Blur möchten die Leute wieder erschrecken

Die schlechte Stimmung außerhalb der Band sorgt auch innerhalb der Gruppe für miese Laune. Gitarrist Graham Coxon leidet unter dem Zustand der Band, trinkt zu viel und flüchtet sich in eine musikalische Welt, die mit dem soften Britpop nicht viel zu tun hat: laute Alternative-Bands aus den USA. „Sie haben spannende Sachen mit ihren Gitarren angestellt“, verrät er in einem Interview. „Und ich brauchte etwas, von dem ich zehren konnte.“ Also hört sich Coxon lauter kleinere Bands aus den Staaten an.

Frontmann Albarn kann mit Coxons neuem Interessengebiet zunächst nicht viel Anfangen, sieht das Ganze dann aber als Chance, Blur weiterzuentwickeln: „Ich kann den ganzen Tag am Klavier sitzen und tolle beobachtende Popsongs schreiben, aber es muss weitergehen“, stellt er in einem Interview fest.
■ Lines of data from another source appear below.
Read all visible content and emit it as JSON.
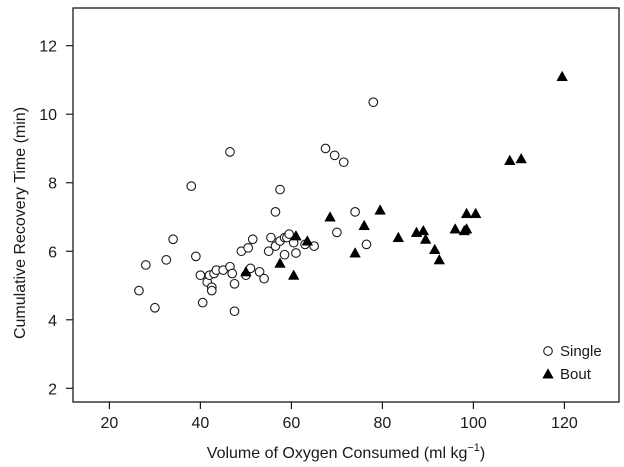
{
  "chart_data": {
    "type": "scatter",
    "xlabel": "Volume of Oxygen Consumed (ml kg",
    "xlabel_superscript": "−1",
    "xlabel_suffix": ")",
    "ylabel": "Cumulative Recovery Time (min)",
    "xlim": [
      12,
      132
    ],
    "ylim": [
      1.6,
      13.1
    ],
    "xticks": [
      20,
      40,
      60,
      80,
      100,
      120
    ],
    "yticks": [
      2,
      4,
      6,
      8,
      10,
      12
    ],
    "grid": false,
    "legend_position": "bottom-right",
    "series": [
      {
        "name": "Single",
        "marker": "open-circle",
        "color": "#1a1a1a",
        "points": [
          [
            26.5,
            4.85
          ],
          [
            28,
            5.6
          ],
          [
            30,
            4.35
          ],
          [
            32.5,
            5.75
          ],
          [
            34,
            6.35
          ],
          [
            38,
            7.9
          ],
          [
            39,
            5.85
          ],
          [
            40,
            5.3
          ],
          [
            40.5,
            4.5
          ],
          [
            41.5,
            5.1
          ],
          [
            42,
            5.3
          ],
          [
            42.5,
            4.95
          ],
          [
            42.5,
            4.85
          ],
          [
            43,
            5.35
          ],
          [
            43.5,
            5.45
          ],
          [
            45,
            5.45
          ],
          [
            46.5,
            8.9
          ],
          [
            46.5,
            5.55
          ],
          [
            47,
            5.35
          ],
          [
            47.5,
            5.05
          ],
          [
            47.5,
            4.25
          ],
          [
            49,
            6.0
          ],
          [
            50,
            5.3
          ],
          [
            50.5,
            6.1
          ],
          [
            51,
            5.5
          ],
          [
            51.5,
            6.35
          ],
          [
            53,
            5.4
          ],
          [
            54,
            5.2
          ],
          [
            55,
            6.0
          ],
          [
            55.5,
            6.4
          ],
          [
            56.5,
            7.15
          ],
          [
            56.5,
            6.15
          ],
          [
            57.5,
            7.8
          ],
          [
            57.5,
            6.3
          ],
          [
            58.5,
            6.4
          ],
          [
            58.5,
            5.9
          ],
          [
            59,
            6.4
          ],
          [
            59.5,
            6.5
          ],
          [
            60.5,
            6.25
          ],
          [
            61,
            5.95
          ],
          [
            63,
            6.2
          ],
          [
            65,
            6.15
          ],
          [
            67.5,
            9.0
          ],
          [
            69.5,
            8.8
          ],
          [
            70,
            6.55
          ],
          [
            71.5,
            8.6
          ],
          [
            74,
            7.15
          ],
          [
            76.5,
            6.2
          ],
          [
            78,
            10.35
          ]
        ]
      },
      {
        "name": "Bout",
        "marker": "filled-triangle",
        "color": "#000000",
        "points": [
          [
            50,
            5.4
          ],
          [
            57.5,
            5.65
          ],
          [
            60.5,
            5.3
          ],
          [
            61,
            6.45
          ],
          [
            63.5,
            6.3
          ],
          [
            68.5,
            7.0
          ],
          [
            74,
            5.95
          ],
          [
            76,
            6.75
          ],
          [
            79.5,
            7.2
          ],
          [
            83.5,
            6.4
          ],
          [
            87.5,
            6.55
          ],
          [
            89,
            6.6
          ],
          [
            89.5,
            6.35
          ],
          [
            91.5,
            6.05
          ],
          [
            92.5,
            5.75
          ],
          [
            96,
            6.65
          ],
          [
            98,
            6.6
          ],
          [
            98.5,
            6.65
          ],
          [
            98.5,
            7.1
          ],
          [
            100.5,
            7.1
          ],
          [
            108,
            8.65
          ],
          [
            110.5,
            8.7
          ],
          [
            119.5,
            11.1
          ]
        ]
      }
    ]
  }
}
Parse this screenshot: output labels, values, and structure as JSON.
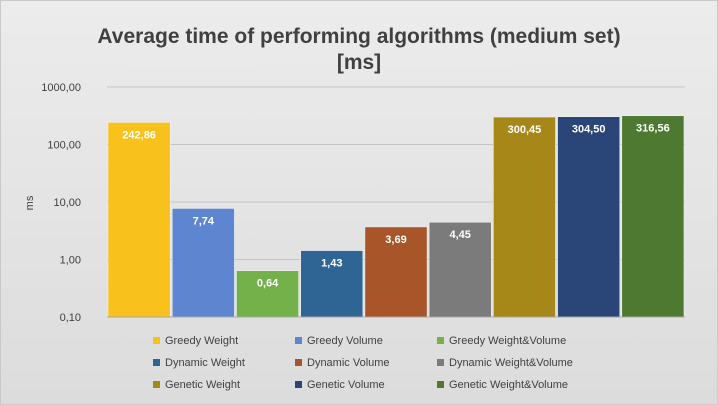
{
  "chart_data": {
    "type": "bar",
    "title": "Average time of performing algorithms (medium set) [ms]",
    "title_lines": [
      "Average time of performing algorithms (medium set)",
      "[ms]"
    ],
    "ylabel": "ms",
    "xlabel": "",
    "yscale": "log",
    "ylim": [
      0.1,
      1000
    ],
    "yticks": [
      0.1,
      1,
      10,
      100,
      1000
    ],
    "ytick_labels": [
      "0,10",
      "1,00",
      "10,00",
      "100,00",
      "1000,00"
    ],
    "grid": true,
    "legend_position": "bottom",
    "series": [
      {
        "name": "Greedy Weight",
        "value": 242.86,
        "label": "242,86",
        "color": "#f9c11c"
      },
      {
        "name": "Greedy Volume",
        "value": 7.74,
        "label": "7,74",
        "color": "#5e86d0"
      },
      {
        "name": "Greedy Weight&Volume",
        "value": 0.64,
        "label": "0,64",
        "color": "#74b14b"
      },
      {
        "name": "Dynamic Weight",
        "value": 1.43,
        "label": "1,43",
        "color": "#2f6595"
      },
      {
        "name": "Dynamic Volume",
        "value": 3.69,
        "label": "3,69",
        "color": "#a9552a"
      },
      {
        "name": "Dynamic Weight&Volume",
        "value": 4.45,
        "label": "4,45",
        "color": "#7b7b7b"
      },
      {
        "name": "Genetic Weight",
        "value": 300.45,
        "label": "300,45",
        "color": "#a58818"
      },
      {
        "name": "Genetic Volume",
        "value": 304.5,
        "label": "304,50",
        "color": "#2a4678"
      },
      {
        "name": "Genetic Weight&Volume",
        "value": 316.56,
        "label": "316,56",
        "color": "#4d7a30"
      }
    ]
  }
}
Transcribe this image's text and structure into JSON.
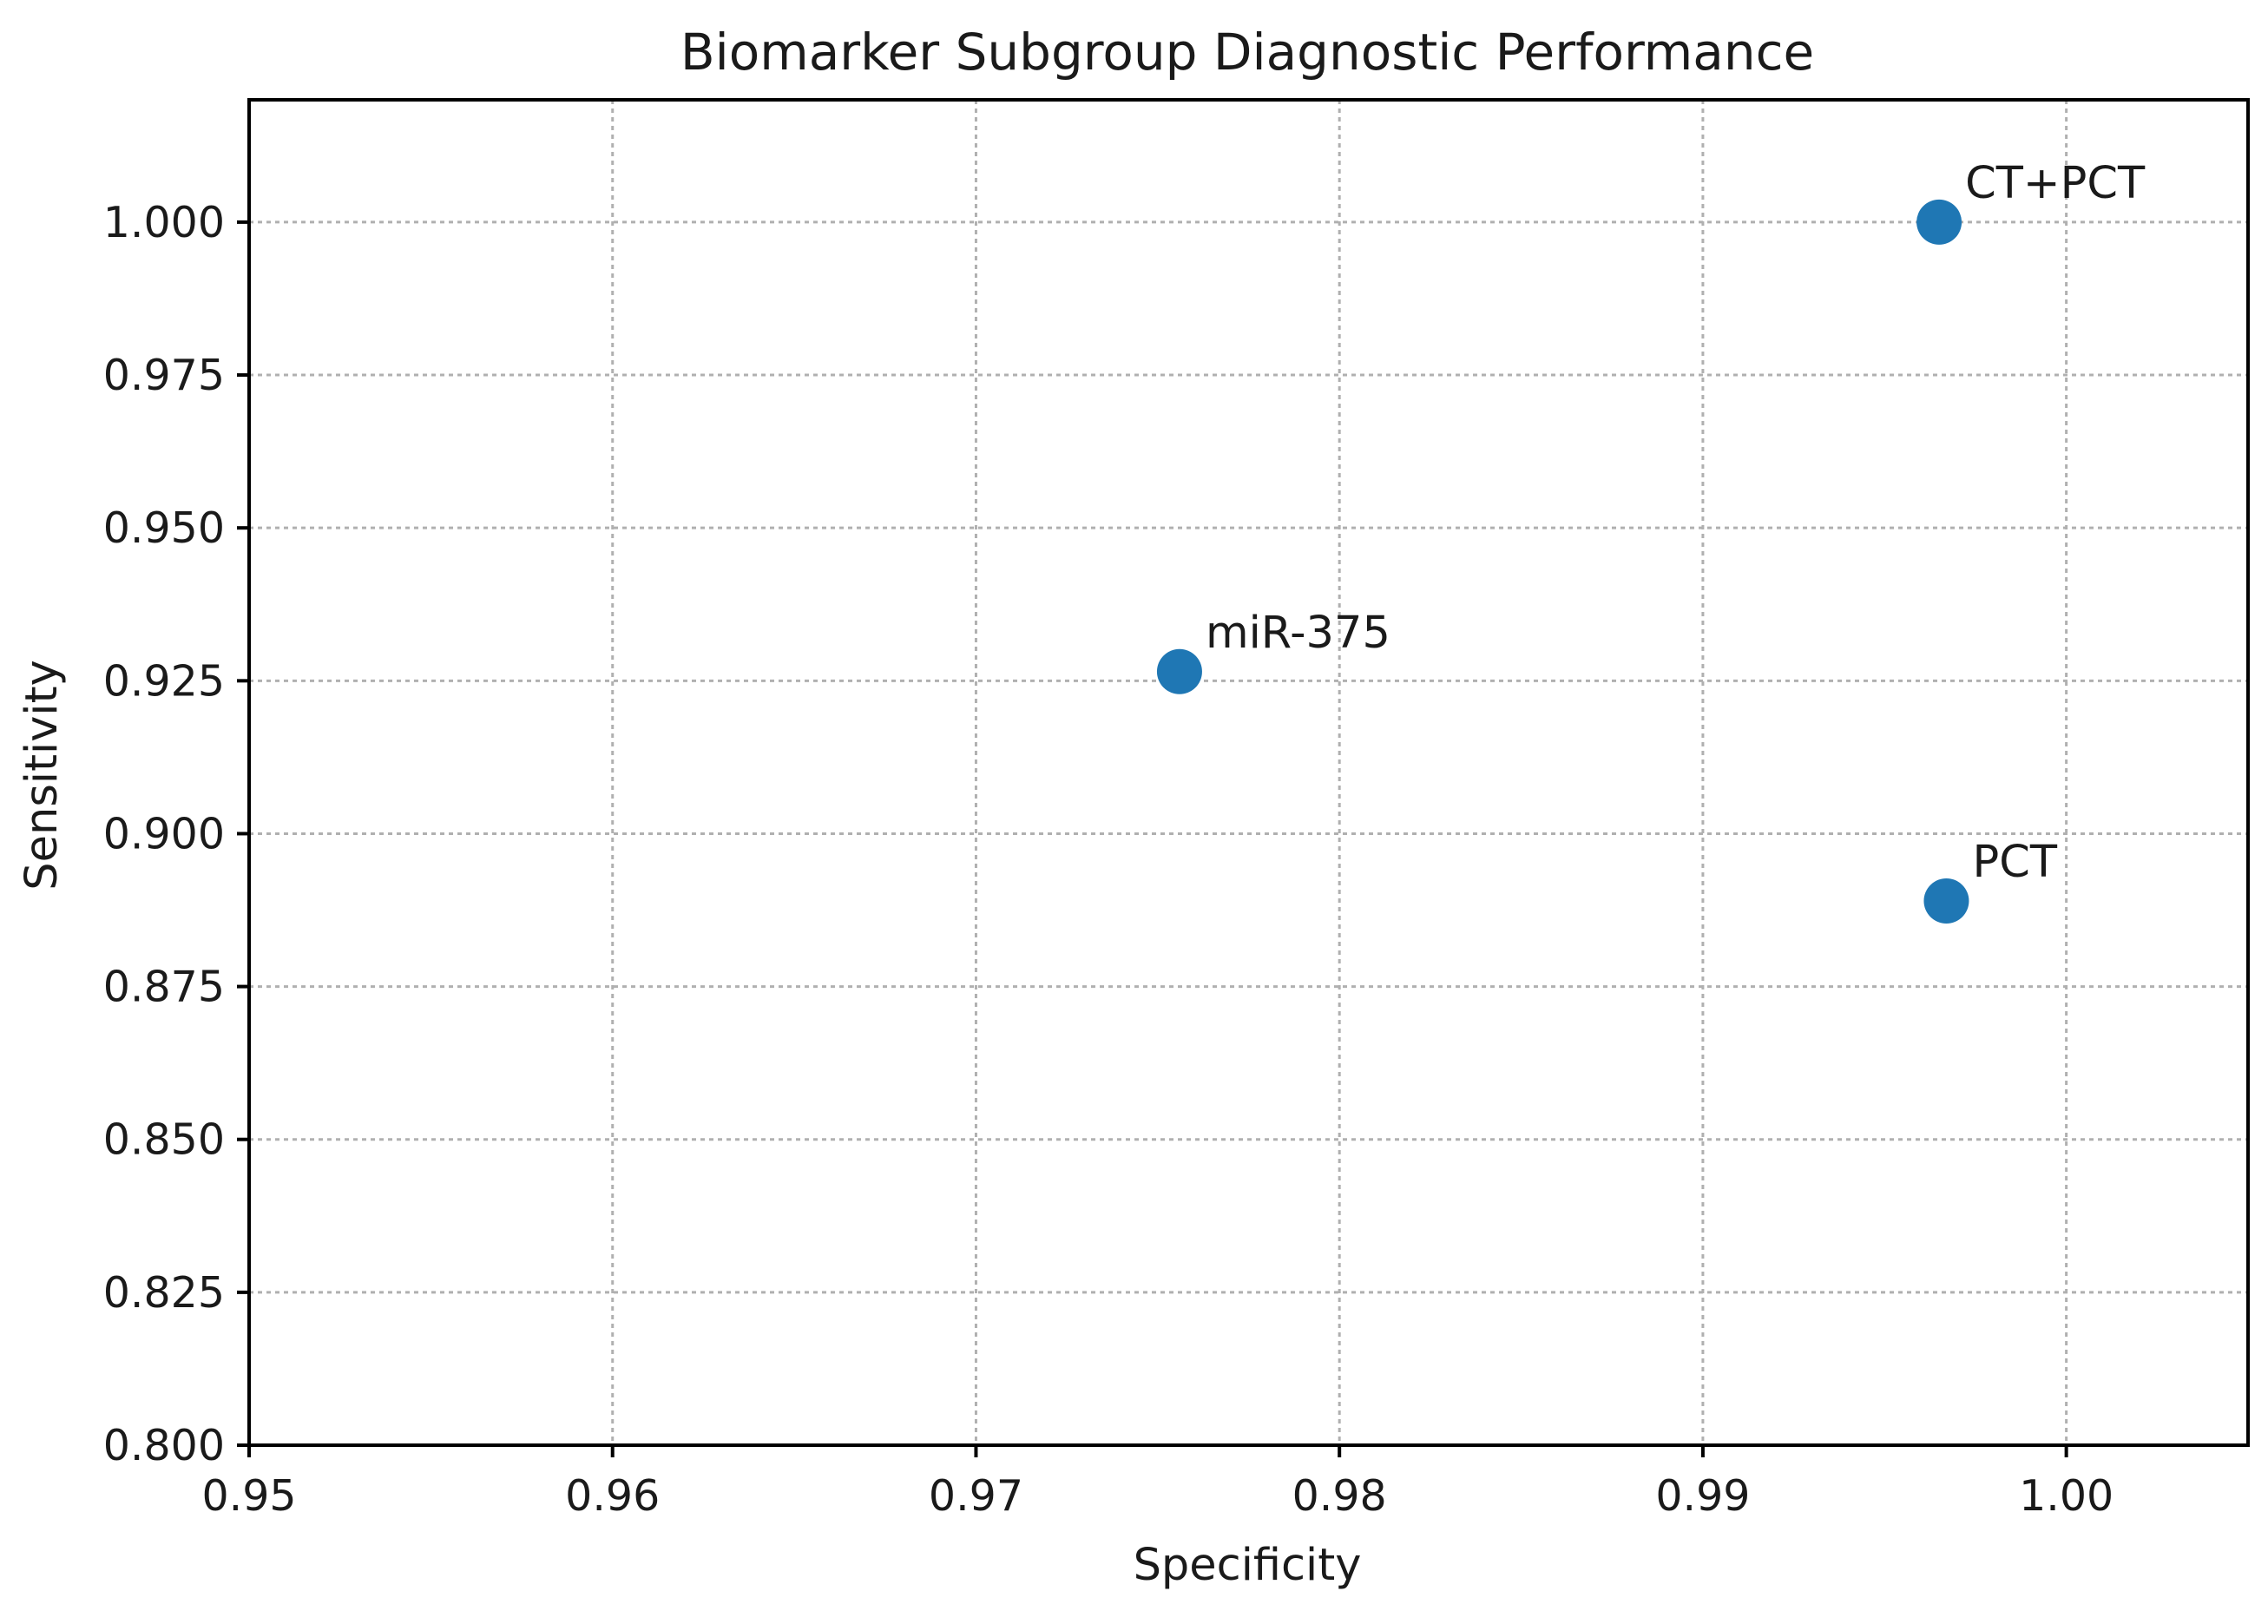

Um Albarn endgültig davon zu überzeugen, das Blur von den amerikanischen Einflüssen profitieren können, schreibt Coxon ihm einen Brief und äußert darin den Wunsch, „die Leute wieder zu erschrecken“. Und mit genau diesem Gedanken im Hinterkopf nehmen Blur die Arbeit an ihrem fünften Album auf.

Die Herangehensweise verändert sich

Bis dato hatte vor allem Damon Albarn für Blur komponiert, doch diesmal entscheiden sich die Briten dazu, ihrem Gitarristen Coxon freiere Hand zu lassen. (Für You’re So Great stellt er sich sogar zum ersten Mal ans Mikro.) Das Ergebnis: Blur klingen erwachsener und doch verspielter, öffnen dem amerikanischen Alternative Rock die Tür und wagen sich in psychedelischere Gefilde vor. Die Aufnahmen gehen in London und der isländischen Hauptstadt Reykjavík über die Bühne. Zum ersten Mal halten sich die Briten nicht an einen strikten Plan, sondern legen im Studio auch mal eine Jam-Session ein.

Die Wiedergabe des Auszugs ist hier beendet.